Fabiana Luca1, Iris Parrini2, Laura Cipolletta3, Stefania Di Fusco4, Carmelo Massimiliano Rao1, Annamaria Iorio5, Andrea Pozzi5, Sandro Gelsomino6, Domenico Gabrielli7, Nadia Ingianni8, Massimo Zecchin9, Michele Massimo Gulizia10
1 Department of Cardiology, Bianchi-Melacrino-Morelli Hospital, Reggio Calabria, Italy
2 Department of Cardiology, Ordine Mauriziano Hospital, Torino, Italy
3 Department of Cardiology, Umberto I-Lancisi-Salesi University Hospital, Ancona, Italy
4 Division of Cardiology, S. Filippo Neri Hospital, Rome, Italy
5 Cardiology Unit, Papa Giovanni XXIII Hospital, Bergamo, Italy
6 Department of Cardiothoracic, Maastricht University Hospital, Maastricht, The Netherlands
7 Division of Cardiology, Augusto Murri Hospital, Fermo, Italy
8 Department of Cardiothoracic, University Hospital of Trieste, Trieste, Italy
9 Cardiology Division, Paolo Borsellino Hospital, Marsala, Italy
10 Cardiology Division, Garibaldi-Nesima Hospital, Catania; Heart Care Foundation, Florence, Italy
Dr. Fabiana Luca
Department of Cardiology, Bianchi-Melacrino-Morelli Hospital, Reggio Calabria
Source of Support: None, Conflict of Interest: None
There has been a significant increase in cancer patients with implanted electronic devices which have been exposed to the risk of malfunction when undergoing radiotherapy in the last few years.

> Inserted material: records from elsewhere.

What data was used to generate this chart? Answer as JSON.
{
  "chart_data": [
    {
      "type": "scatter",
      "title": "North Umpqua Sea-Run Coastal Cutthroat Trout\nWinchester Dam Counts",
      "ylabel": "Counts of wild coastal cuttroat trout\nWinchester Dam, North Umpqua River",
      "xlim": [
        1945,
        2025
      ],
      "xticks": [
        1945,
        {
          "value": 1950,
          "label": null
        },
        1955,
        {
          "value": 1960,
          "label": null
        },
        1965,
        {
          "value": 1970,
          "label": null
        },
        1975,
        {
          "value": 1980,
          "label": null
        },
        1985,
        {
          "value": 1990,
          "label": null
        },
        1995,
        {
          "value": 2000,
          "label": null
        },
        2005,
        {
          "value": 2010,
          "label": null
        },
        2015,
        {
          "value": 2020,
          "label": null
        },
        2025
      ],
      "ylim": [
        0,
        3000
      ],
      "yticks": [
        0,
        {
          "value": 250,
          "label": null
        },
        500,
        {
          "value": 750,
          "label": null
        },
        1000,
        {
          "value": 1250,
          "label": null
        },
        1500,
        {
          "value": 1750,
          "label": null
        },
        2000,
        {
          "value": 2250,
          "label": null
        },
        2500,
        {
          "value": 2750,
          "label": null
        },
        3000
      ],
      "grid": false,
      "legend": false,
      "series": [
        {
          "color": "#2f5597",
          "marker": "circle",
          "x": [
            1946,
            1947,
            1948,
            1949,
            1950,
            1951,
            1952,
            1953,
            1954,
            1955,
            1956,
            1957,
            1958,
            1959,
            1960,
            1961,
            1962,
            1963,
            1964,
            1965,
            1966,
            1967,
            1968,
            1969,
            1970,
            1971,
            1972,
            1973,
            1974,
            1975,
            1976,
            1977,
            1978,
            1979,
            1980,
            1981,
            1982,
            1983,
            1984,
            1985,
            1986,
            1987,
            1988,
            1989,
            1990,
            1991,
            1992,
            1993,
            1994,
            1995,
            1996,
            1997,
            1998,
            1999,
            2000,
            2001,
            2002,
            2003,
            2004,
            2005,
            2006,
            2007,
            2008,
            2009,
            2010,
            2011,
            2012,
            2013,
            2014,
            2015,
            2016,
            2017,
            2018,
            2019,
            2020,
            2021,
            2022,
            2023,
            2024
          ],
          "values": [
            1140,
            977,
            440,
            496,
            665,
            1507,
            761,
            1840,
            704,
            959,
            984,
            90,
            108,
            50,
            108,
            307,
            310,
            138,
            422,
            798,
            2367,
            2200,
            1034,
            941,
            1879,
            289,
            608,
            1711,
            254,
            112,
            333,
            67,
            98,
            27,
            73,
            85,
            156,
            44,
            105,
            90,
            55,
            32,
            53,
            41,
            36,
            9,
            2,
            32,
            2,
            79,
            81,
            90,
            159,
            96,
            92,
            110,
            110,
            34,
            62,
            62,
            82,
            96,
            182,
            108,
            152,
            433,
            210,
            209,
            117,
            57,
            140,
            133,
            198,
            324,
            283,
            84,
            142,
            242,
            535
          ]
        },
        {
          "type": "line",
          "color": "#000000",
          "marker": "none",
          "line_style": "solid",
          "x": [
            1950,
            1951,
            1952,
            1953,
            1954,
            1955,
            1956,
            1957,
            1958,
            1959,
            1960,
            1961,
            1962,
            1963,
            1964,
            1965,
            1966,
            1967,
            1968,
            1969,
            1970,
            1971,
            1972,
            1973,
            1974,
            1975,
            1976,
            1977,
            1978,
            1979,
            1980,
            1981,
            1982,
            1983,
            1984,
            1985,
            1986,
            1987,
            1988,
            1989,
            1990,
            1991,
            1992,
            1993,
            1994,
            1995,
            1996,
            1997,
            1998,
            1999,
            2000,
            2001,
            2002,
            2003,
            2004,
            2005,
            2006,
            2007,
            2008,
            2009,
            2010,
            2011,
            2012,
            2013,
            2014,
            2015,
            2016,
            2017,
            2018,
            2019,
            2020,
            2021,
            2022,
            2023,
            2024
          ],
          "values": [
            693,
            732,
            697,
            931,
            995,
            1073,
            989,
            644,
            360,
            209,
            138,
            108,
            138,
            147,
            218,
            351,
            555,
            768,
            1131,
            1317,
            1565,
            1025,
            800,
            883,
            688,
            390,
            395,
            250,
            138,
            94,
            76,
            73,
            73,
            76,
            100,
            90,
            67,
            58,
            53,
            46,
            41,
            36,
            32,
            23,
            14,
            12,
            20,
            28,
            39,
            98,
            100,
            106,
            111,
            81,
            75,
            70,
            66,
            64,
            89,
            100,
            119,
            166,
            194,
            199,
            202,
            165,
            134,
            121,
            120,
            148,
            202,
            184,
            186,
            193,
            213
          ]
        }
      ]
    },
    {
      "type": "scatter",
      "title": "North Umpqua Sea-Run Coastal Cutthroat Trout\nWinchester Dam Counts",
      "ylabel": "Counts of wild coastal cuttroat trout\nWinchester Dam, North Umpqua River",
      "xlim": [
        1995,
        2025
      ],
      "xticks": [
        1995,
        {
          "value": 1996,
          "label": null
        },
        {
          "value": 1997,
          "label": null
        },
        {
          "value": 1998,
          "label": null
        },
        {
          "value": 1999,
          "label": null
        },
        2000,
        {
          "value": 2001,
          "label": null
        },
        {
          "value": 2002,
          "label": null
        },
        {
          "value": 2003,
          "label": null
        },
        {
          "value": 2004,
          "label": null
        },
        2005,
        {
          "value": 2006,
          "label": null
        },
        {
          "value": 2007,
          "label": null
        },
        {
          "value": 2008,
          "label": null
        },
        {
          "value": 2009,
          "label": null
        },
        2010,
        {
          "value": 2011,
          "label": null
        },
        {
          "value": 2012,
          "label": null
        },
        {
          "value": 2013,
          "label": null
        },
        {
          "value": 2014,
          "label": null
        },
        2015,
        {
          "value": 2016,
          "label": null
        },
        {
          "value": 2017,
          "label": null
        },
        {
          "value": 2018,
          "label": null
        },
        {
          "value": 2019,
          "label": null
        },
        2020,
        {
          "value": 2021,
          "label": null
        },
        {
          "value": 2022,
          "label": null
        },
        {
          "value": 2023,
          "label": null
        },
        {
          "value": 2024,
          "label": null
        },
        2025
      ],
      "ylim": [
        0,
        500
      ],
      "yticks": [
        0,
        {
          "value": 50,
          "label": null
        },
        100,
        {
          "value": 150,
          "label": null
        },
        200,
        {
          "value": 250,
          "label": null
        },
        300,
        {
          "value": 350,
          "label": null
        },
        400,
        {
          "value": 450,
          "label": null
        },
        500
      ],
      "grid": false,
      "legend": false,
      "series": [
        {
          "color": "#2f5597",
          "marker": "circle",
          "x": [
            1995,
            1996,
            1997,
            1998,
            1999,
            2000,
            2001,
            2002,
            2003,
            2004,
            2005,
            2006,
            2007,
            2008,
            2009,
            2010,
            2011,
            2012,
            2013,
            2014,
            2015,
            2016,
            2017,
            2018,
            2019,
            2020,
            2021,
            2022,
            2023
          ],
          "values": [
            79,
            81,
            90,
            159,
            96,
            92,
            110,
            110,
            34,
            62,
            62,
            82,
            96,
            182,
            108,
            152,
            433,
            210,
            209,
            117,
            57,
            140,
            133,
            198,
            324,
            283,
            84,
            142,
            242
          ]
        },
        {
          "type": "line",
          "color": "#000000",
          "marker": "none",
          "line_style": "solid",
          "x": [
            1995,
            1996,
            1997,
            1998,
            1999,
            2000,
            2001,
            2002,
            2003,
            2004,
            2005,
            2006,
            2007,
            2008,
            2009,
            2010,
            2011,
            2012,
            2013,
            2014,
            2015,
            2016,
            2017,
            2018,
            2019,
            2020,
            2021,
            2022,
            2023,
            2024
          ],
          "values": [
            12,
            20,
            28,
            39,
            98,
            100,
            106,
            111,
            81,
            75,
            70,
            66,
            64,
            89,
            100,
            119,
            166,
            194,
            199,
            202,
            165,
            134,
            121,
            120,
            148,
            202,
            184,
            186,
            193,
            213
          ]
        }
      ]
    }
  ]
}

In this review, we provide a short summary of radiotherapy principles, later analyzing in vitro and in vivo data and recent recommendations, in order to present the current evidence on predictive factors, risk stratification, and management of patients with implanted electronic devices requiring radiotherapy. The risk of device failure is usually transient, seldom permanent and mainly related to patients' characteristics and cumulative doses administrated during radiotherapy. The strongest predictive factors of implanted electronic device malfunction are higher radiation doses and higher beam energy. Indeed, energy <6 MV and a total dose of 2 Gy are recommended. A close multidisciplinary collaboration involving cardiac electrophysiologists, radiotherapists, and physicists may have important consequences in clinical practice, enabling then to minimize this risk.